2001-12-27 11:22:22

by Holzer Harald

[permalink] [raw]
Subject: Out of Memory at 20GB of free memory ??

Hi

I am testing a system with 32GB ram and getting a "Out of Memory" at 20GB of
free memory.
I run 5 processes like this "dd if=/dev/urandom of=testx bs=4k count=1000000
&".
After 1 hour the system becomes very slow, and the kernel begins to killing
processes, at 20GB of free memory !?
After this the system, is going to die.
All processes are going the be killed (including init), and i must reset the
server.

Any ideas what could cause this ?

System:
Intel SRPM8 Server with 8 Intel PIII Xeon 700Mhz CPUs
32 GB Ram
2 Raid Partitions of 1 TB with ext3 fs
Redhat 7.2

Tested Kernels:
2.4.7-10 (Redhat 7.2)
2.4.16 (Redhat Rawhide RPM)
2.4.17-rc2 (kernel.org)
2.4.17 with rmap8 patch

/var/log/messages:
Dec 26 15:31:43 localhost kernel: Out of Memory: Killed process 964 (xfs).
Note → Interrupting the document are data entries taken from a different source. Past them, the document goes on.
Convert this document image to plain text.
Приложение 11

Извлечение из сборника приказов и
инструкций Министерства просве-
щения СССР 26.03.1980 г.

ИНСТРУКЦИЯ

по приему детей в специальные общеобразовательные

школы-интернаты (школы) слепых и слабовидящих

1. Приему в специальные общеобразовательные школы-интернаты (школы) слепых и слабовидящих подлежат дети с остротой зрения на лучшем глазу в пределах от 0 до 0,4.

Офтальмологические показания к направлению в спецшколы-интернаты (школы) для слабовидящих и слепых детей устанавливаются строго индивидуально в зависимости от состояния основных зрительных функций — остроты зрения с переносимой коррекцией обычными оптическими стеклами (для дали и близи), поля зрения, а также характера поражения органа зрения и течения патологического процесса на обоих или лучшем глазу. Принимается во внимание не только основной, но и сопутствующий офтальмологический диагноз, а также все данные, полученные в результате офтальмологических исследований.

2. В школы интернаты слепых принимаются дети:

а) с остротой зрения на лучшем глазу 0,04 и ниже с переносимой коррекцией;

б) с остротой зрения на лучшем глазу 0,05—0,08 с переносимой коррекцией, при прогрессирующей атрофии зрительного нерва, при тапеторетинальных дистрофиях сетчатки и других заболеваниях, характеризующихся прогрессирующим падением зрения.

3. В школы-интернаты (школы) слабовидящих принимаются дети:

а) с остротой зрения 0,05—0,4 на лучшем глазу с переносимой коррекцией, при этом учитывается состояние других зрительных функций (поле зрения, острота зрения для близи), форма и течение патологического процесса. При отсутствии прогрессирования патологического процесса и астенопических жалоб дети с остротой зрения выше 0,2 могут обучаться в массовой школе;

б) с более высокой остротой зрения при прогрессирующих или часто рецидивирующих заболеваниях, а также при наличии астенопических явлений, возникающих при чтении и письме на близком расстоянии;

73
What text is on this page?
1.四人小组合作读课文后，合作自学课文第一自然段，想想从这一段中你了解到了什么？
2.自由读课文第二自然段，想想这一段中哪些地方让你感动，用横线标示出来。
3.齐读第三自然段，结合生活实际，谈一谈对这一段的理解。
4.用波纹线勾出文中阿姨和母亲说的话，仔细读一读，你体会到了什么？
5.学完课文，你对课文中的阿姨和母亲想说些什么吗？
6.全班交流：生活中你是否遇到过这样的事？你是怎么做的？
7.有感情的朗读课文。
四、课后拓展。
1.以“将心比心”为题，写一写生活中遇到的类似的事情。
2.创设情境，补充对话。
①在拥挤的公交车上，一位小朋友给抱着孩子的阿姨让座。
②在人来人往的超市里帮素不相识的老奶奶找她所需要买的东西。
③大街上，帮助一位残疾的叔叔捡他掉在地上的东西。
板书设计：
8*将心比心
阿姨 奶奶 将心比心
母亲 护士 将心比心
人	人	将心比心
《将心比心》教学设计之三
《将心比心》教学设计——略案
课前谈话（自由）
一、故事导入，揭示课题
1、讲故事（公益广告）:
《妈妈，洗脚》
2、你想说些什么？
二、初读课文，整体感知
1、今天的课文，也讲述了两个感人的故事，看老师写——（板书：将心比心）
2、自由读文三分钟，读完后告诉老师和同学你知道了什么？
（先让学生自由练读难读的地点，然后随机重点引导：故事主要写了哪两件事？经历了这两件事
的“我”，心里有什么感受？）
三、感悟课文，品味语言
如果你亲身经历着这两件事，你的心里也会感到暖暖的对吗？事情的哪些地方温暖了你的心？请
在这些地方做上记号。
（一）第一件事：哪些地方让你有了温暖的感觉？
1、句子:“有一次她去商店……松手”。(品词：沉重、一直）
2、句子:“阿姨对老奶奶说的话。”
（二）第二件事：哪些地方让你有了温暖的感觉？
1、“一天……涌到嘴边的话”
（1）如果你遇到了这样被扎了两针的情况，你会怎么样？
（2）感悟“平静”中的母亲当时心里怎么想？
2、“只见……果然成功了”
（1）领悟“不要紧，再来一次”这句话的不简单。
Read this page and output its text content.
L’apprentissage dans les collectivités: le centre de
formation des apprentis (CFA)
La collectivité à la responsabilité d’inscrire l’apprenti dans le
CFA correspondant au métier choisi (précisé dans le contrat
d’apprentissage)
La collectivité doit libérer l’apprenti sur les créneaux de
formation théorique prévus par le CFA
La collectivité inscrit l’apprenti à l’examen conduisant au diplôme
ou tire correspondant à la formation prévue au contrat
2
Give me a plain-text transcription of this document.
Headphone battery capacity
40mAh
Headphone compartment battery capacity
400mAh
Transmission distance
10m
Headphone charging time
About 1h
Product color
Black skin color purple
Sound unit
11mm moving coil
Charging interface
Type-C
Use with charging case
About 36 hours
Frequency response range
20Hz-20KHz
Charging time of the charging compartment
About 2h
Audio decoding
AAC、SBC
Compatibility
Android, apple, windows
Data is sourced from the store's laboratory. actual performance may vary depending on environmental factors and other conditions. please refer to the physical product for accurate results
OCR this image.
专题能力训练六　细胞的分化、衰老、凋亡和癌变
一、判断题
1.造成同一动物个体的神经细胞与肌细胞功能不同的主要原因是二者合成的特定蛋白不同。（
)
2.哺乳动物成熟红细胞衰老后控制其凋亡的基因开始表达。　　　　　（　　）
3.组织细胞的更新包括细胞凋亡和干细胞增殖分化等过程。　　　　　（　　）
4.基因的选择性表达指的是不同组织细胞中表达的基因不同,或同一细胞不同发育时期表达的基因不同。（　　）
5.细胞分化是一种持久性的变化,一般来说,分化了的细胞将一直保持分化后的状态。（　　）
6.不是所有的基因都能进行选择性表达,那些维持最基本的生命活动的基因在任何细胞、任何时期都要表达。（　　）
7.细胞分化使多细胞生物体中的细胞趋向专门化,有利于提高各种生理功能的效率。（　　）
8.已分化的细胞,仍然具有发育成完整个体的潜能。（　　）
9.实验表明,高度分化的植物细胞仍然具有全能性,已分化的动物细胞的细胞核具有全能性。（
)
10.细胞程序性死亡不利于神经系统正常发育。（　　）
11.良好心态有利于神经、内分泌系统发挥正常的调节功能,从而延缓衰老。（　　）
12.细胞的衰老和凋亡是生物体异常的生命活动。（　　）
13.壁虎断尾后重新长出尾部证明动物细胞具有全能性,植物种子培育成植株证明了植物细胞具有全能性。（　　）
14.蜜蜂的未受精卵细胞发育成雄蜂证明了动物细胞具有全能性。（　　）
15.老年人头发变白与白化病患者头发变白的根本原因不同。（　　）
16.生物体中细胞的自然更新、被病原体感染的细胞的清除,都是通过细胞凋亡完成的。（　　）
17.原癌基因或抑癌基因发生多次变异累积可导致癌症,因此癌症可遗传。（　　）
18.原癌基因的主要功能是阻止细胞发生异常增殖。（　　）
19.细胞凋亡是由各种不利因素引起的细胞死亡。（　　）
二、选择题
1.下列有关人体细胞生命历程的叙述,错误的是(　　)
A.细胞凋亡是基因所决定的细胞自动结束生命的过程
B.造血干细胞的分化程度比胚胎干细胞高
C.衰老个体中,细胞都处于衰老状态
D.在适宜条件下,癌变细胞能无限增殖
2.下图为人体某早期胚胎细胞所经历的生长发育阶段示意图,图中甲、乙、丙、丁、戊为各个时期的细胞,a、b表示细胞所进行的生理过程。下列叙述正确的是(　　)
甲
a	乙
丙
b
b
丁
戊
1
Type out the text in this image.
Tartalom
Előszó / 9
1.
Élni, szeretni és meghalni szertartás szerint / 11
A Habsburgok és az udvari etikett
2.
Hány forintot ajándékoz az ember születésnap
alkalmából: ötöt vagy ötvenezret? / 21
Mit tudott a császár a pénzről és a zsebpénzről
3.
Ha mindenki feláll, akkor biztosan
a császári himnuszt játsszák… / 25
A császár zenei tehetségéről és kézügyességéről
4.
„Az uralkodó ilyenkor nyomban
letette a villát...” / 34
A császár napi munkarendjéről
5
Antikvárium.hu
/proc/meminfo after the first process kill:

total: used: free: shared: buffers: cached:
Mem: 33815060480 13490249728 20324810752 0 15745024 13089452032
Swap: 0 0 0
MemTotal: 33022520 kB
MemFree: 19848448 kB
MemShared: 0 kB
Buffers: 15376 kB
Cached: 12782668 kB
SwapCached: 0 kB
Active: 27904 kB
Inactive: 12777576 kB
HighTotal: 32636928 kB
HighFree: 19846272 kB
LowTotal: 385592 kB
LowFree: 2176 kB
SwapTotal: 0 kB
SwapFree: 0 kB

top:
3:32pm up 1:26, 3 users, load average: 9.79, 9.03, 7.20
49 processes: 39 sleeping, 10 running, 0 zombie, 0 stopped
CPU0 states: 0.0% user, 100.0% system, 0.0% nice, 0.0% idle
CPU1 states: 0.0% user, 83.4% system, 0.0% nice, 16.1% idle
CPU2 states: 0.1% user, 99.1% system, 0.0% nice, 0.3% idle
CPU3 states: 0.0% user, 100.0% system, 0.0% nice, 0.0% idle
CPU4 states: 0.0% user, 100.0% system, 0.0% nice, 0.0% idle
CPU5 states: 0.0% user, 100.0% system, 0.0% nice, 0.0% idle
CPU6 states: 0.0% user, 100.0% system, 0.0% nice, 0.0% idle
CPU7 states: 0.0% user, 100.0% system, 0.0% nice, 0.0% idle
Mem: 33022520K av, 13177240K used, 19845280K free, 0K shrd, 15396K
buffSwap: 0K av, 0K used, 0K free
12789744K cached
PID USER PRI NI SIZE RSS SHARE STAT %CPU %MEM TIME COMMAND
1353 root 15 0 548 548 472 R 99.9 0.0 71:42 dd
1354 root 15 0 548 548 472 R 99.9 0.0 72:09 dd
1355 root 15 0 548 548 472 R 99.9 0.0 71:03 dd
1426 root 12 0 548 548 472 R 99.9 0.0 57:01 dd
1427 root 15 0 548 548 472 R 99.9 0.0 56:39 dd
1479 root 16 0 700 696 584 R 93.7 0.0 0:20 ps
196 root 14 0 0 0 0 RW 92.3 0.0 12:29 kjournald
11 root 14 0 0 0 0 RW 73.3 0.0 9:14 kswapd
1408 root 15 0 1068 1068 860 R 13.4 0.0 8:47 top
24 root 9 0 0 0 0 SW 4.5 0.0 0:32 kjournald



2001-12-27 11:52:45

by DervishD

[permalink] [raw]
Subject: Re: Out of Memory at 20GB of free memory ??

Hi all :)

>/proc/meminfo after the first process kill:
> total: used: free: shared: buffers: cached:
>Mem: 33815060480 13490249728 20324810752 0 15745024 13089452032

This leads to a suggestion... How about aligning the top
indication with the numbers below (or even better, putting them in
different lines ;)))

Even with more than 99MB of RAM (quite usual these days), the top
line is misaligned and a little bit confusing.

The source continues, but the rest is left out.